The main highway intersection in Rugby, a town about 150 miles east of Tioga, is anchored by a stone obelisk. Built in 1932 by several local men, along with a group of Boy Scouts, this monument marks the “Geographical Center of North America.” Next to it, helpful signs point the way to Acapulco (2,090 miles), Neah Bay, Washington (1,100 miles), and various spots in Maine and Canada. The idea is that if the continent were of uniform density, it would balance like a top on this spot, near the Dairy Queen, the Pizza Hut, and the Cornerstone Cafe. That’s pretty interesting to ponder, indeed, and Rugby attempts to make the most of this singular designation. A nearby tourist hut stocks maps, not just of North Dakota, but of every state in the country. Don, the friendly and tidy man who answers questions at the booth, can describe with gusto matters of Indian history, the geological patterns left by ancient glaciers, and even good fishing spots. But when asked who are the typical visitors to Rugby, he turned a little sheepish. “Mainly people who have been to every other state in the country,” he said. “North Dakota is the last state on their list.”

That’s been the problem all along. North Dakota—once the Dakota Territory, which included South Dakota—was one of the last states in the U.S. to be settled by white people. It stood largely undeveloped until the late 1800s, when it was finally admitted to the Union. Even then, its greatest benefit was as a pathway to other places. Early fur traders sent boats up the Missouri River to Montana for pelts—a daunting journey, as the area was heavily populated by various Indian tribes, especially the Sioux, who were hostile to white people.

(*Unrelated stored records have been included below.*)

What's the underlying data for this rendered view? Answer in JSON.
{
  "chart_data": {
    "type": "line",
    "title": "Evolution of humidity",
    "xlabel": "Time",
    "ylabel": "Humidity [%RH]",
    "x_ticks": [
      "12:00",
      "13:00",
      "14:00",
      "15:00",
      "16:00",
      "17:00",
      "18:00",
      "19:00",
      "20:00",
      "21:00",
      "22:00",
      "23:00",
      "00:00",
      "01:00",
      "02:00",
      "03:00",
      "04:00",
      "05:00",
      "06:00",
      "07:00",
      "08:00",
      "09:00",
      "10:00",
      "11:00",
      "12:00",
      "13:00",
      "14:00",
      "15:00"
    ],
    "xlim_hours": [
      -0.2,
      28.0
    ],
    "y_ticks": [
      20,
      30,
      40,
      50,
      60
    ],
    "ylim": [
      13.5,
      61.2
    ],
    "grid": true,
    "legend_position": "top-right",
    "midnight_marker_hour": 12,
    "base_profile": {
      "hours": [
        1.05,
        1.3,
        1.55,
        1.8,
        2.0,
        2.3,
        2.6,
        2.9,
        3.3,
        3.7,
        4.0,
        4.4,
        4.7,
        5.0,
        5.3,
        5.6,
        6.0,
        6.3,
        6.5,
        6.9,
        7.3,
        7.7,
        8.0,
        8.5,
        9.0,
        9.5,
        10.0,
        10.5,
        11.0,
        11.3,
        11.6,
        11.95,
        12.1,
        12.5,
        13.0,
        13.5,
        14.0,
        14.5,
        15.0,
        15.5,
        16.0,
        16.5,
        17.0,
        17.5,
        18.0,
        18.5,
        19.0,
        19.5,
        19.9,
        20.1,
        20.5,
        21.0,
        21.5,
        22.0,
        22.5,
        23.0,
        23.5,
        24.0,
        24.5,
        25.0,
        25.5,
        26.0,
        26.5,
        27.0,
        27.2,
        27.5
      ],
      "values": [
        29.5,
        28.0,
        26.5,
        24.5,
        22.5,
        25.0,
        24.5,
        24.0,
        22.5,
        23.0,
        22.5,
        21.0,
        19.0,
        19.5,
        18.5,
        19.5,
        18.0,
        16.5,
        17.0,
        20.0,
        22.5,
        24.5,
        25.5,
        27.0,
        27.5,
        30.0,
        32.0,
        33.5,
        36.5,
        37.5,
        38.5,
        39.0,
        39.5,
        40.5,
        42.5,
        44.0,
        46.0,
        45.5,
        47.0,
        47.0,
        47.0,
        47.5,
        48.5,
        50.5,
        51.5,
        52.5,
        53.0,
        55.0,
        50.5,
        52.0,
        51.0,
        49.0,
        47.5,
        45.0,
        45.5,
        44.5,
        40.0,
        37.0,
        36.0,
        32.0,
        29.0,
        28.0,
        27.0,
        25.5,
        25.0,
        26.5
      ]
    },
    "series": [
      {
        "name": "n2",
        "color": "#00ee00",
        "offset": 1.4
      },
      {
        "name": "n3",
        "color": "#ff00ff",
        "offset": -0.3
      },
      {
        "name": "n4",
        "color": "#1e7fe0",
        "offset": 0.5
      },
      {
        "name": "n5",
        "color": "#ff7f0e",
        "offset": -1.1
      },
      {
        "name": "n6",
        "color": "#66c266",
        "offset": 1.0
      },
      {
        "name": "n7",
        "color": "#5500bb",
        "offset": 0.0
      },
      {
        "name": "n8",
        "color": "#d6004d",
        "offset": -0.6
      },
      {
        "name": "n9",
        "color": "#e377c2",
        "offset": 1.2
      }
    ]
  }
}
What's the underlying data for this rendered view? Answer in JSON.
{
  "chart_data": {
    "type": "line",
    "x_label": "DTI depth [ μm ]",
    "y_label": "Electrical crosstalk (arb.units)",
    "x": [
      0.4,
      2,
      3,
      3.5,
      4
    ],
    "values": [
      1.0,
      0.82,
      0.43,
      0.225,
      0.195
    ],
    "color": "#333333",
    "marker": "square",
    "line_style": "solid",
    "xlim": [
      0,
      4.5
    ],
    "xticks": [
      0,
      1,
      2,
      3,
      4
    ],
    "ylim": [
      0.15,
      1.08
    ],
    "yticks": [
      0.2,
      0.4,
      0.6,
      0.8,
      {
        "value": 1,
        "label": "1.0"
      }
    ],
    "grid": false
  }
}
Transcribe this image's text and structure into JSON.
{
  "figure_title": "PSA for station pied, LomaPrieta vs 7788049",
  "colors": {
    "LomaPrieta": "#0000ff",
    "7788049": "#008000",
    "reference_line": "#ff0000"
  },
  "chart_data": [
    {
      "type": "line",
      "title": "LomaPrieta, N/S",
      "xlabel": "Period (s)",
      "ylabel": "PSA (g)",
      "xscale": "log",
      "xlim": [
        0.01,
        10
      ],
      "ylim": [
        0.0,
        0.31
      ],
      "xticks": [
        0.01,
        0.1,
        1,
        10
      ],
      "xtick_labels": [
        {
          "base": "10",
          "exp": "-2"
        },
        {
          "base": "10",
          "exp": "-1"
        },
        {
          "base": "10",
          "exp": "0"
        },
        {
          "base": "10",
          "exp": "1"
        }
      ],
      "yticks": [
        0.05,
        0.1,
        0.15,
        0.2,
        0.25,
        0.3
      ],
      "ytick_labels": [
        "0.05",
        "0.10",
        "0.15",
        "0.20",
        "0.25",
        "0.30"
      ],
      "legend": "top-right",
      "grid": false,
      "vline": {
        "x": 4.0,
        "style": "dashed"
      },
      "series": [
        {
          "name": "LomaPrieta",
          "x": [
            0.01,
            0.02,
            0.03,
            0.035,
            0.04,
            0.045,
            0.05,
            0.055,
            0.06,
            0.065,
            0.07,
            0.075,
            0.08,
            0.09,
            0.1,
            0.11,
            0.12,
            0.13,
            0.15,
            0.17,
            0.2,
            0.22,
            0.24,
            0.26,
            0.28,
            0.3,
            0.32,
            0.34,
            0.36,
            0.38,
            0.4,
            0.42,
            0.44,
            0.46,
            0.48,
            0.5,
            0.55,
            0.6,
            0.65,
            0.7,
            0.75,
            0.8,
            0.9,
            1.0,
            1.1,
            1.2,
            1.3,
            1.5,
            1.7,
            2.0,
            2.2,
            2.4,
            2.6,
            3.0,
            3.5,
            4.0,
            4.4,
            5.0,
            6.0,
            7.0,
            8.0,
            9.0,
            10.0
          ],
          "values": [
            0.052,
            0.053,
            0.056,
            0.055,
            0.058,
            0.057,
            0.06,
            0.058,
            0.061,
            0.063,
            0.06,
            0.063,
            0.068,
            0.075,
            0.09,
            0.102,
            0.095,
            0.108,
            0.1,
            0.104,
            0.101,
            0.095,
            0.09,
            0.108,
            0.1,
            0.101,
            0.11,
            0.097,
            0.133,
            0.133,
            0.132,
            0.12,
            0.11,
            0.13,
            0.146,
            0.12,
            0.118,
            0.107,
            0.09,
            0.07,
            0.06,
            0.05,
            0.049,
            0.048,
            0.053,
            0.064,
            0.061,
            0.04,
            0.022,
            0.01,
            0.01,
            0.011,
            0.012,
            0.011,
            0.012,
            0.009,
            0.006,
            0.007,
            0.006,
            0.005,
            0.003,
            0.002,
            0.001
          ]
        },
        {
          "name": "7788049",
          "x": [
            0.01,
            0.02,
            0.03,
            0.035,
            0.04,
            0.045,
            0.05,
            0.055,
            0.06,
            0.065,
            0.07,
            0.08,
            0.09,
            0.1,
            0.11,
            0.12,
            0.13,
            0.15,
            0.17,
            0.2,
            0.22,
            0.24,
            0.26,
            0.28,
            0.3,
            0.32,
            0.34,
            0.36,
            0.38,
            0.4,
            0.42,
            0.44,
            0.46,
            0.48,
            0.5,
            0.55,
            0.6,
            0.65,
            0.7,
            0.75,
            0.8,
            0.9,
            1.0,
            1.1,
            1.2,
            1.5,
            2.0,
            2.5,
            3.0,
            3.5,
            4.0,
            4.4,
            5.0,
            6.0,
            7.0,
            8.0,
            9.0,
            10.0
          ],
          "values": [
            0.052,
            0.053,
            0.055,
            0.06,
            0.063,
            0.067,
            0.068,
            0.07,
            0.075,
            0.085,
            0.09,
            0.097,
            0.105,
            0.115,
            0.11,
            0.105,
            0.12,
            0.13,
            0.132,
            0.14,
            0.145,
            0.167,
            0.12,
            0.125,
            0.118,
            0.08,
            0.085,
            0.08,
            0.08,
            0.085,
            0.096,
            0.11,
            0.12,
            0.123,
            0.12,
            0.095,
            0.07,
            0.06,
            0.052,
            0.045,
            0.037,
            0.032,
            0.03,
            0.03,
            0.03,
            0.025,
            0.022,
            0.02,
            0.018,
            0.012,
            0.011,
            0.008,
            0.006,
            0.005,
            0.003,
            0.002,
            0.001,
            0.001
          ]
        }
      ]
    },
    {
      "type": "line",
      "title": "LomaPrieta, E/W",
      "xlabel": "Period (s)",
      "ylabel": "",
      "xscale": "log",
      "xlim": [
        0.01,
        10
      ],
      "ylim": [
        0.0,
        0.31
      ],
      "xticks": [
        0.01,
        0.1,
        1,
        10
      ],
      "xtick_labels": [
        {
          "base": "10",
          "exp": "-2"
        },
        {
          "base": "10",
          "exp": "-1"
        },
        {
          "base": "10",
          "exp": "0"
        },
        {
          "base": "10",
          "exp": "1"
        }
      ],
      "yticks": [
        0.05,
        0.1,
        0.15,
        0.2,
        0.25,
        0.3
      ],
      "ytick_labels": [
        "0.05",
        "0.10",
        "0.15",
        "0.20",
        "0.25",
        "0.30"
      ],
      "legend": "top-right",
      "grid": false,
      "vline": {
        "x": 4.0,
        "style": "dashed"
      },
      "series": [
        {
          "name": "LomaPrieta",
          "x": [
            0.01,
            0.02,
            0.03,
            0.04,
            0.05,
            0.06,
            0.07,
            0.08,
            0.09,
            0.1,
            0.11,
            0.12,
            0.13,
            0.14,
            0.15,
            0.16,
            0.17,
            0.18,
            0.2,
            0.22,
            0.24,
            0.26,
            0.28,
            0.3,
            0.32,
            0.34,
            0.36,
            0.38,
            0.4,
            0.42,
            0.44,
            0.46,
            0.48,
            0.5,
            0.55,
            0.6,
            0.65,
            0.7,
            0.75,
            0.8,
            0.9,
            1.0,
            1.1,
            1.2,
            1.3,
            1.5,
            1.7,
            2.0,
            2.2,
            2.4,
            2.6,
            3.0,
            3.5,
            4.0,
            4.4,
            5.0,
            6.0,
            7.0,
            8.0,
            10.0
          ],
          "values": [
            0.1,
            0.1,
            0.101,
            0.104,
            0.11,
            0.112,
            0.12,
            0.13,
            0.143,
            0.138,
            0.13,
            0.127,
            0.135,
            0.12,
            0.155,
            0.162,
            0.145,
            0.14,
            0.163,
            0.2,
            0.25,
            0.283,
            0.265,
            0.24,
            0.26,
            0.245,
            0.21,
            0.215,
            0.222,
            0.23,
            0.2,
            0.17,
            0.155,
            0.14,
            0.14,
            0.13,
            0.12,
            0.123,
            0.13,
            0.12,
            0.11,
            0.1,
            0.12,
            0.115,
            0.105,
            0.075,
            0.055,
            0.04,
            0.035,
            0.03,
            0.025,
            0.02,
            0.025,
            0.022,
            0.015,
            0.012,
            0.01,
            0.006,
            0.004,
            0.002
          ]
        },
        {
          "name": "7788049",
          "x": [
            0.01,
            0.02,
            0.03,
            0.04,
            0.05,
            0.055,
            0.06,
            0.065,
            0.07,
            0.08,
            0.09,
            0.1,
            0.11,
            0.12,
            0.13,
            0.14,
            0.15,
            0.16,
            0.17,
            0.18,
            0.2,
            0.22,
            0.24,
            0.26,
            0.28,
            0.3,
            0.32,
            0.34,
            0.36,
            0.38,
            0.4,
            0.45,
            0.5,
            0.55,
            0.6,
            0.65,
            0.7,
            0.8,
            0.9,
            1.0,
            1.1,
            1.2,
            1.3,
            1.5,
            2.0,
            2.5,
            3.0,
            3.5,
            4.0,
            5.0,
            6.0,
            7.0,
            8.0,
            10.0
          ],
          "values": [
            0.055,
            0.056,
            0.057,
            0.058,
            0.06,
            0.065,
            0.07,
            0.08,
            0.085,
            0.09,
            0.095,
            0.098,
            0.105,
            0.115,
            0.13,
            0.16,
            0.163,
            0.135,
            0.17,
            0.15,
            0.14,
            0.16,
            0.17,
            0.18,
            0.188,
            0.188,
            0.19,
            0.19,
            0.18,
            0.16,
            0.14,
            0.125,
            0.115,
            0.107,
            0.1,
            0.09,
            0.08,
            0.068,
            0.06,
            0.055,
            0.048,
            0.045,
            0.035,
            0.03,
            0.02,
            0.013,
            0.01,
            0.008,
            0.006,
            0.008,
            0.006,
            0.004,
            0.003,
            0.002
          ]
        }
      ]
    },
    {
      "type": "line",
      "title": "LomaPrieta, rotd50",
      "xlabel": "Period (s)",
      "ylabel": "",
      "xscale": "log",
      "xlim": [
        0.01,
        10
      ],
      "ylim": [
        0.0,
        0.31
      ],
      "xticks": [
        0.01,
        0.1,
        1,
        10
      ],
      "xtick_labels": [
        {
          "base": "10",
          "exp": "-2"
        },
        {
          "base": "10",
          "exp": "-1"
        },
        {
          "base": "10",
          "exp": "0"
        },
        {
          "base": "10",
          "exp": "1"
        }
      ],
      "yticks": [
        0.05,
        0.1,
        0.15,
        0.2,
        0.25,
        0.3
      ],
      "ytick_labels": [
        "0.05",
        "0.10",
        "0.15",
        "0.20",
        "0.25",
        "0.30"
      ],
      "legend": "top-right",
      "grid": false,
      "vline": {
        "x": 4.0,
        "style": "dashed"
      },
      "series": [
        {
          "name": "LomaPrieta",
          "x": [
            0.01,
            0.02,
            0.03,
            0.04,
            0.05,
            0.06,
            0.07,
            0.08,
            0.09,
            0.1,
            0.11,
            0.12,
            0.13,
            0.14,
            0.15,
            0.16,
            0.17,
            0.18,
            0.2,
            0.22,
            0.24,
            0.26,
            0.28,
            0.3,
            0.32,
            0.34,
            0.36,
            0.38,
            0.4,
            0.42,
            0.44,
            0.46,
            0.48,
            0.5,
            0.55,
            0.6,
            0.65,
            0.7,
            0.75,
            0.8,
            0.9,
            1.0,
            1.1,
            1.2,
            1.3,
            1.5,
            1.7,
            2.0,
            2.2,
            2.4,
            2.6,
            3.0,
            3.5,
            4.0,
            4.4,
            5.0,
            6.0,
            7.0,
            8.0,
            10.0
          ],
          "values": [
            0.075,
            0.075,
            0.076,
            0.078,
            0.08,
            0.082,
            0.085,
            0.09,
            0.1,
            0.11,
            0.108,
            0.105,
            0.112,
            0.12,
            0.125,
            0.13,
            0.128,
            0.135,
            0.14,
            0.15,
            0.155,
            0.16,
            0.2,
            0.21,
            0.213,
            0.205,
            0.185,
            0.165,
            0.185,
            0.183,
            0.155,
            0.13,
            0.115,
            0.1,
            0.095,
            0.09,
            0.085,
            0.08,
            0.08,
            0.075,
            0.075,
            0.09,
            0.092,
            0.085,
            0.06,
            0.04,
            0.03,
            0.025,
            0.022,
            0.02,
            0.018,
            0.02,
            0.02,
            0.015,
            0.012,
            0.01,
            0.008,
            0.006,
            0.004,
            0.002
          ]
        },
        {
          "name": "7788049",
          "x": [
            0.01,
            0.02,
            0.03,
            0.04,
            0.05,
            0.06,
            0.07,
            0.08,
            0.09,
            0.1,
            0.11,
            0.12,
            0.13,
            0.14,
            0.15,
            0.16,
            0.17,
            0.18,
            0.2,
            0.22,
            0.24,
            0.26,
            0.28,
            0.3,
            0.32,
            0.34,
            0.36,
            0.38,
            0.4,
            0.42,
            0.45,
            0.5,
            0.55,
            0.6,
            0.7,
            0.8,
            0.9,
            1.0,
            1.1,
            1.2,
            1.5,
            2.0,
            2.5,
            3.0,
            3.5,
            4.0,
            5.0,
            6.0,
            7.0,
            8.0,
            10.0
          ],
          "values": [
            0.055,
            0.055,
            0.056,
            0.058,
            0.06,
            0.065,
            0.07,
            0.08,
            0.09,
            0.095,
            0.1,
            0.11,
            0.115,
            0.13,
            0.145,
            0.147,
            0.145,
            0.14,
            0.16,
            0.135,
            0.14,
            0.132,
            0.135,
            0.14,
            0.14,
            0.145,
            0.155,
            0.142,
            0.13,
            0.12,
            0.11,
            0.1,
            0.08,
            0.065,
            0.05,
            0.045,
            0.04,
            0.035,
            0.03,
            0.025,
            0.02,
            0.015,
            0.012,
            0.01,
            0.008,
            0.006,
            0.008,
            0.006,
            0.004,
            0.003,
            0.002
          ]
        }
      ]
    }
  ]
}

Sitting Bull, of the Hunkpapa band of Sioux, once reportedly declared to a frontier mail carrier that “his business is to kill whites, and he will kill them as long as he and his band last. He boasts that war is more profitable to him than peace; that it brings him arms, ammunition, clothing, and especially great numbers of horses and mules, while the tribes who have submitted are dying of misery and hunger in the places where the whites have penned them up.” And we all know what happened to Lieutenant Colonel George Armstrong Custer in 1876 at the Battle of Little Bighorn, just over the border, in Montana.

Military forts were constructed. Indians were killed, by gun or disease. Various deals were struck with various tribes, and finally, by the end of the nineteenth century, the area was deemed safe, not just for fur traders, but for ranchers and farmers as well. The main crop was and would continue to be that hard, hearty spring wheat. The railroads came through, connecting one end of the state to the other, and also connecting North Dakota to the rest of the country. Many of the lines crisscrossing the state were funded by milling interests, industrialists looking to transport North Dakota wheat to Minneapolis, where it could be processed and sold at market. For a significant stretch of time, into the early 1900s, North Dakota operated as a hinterland to Minneapolis, and Minneapolis, hundreds of miles from its border, actually controlled the state’s politics.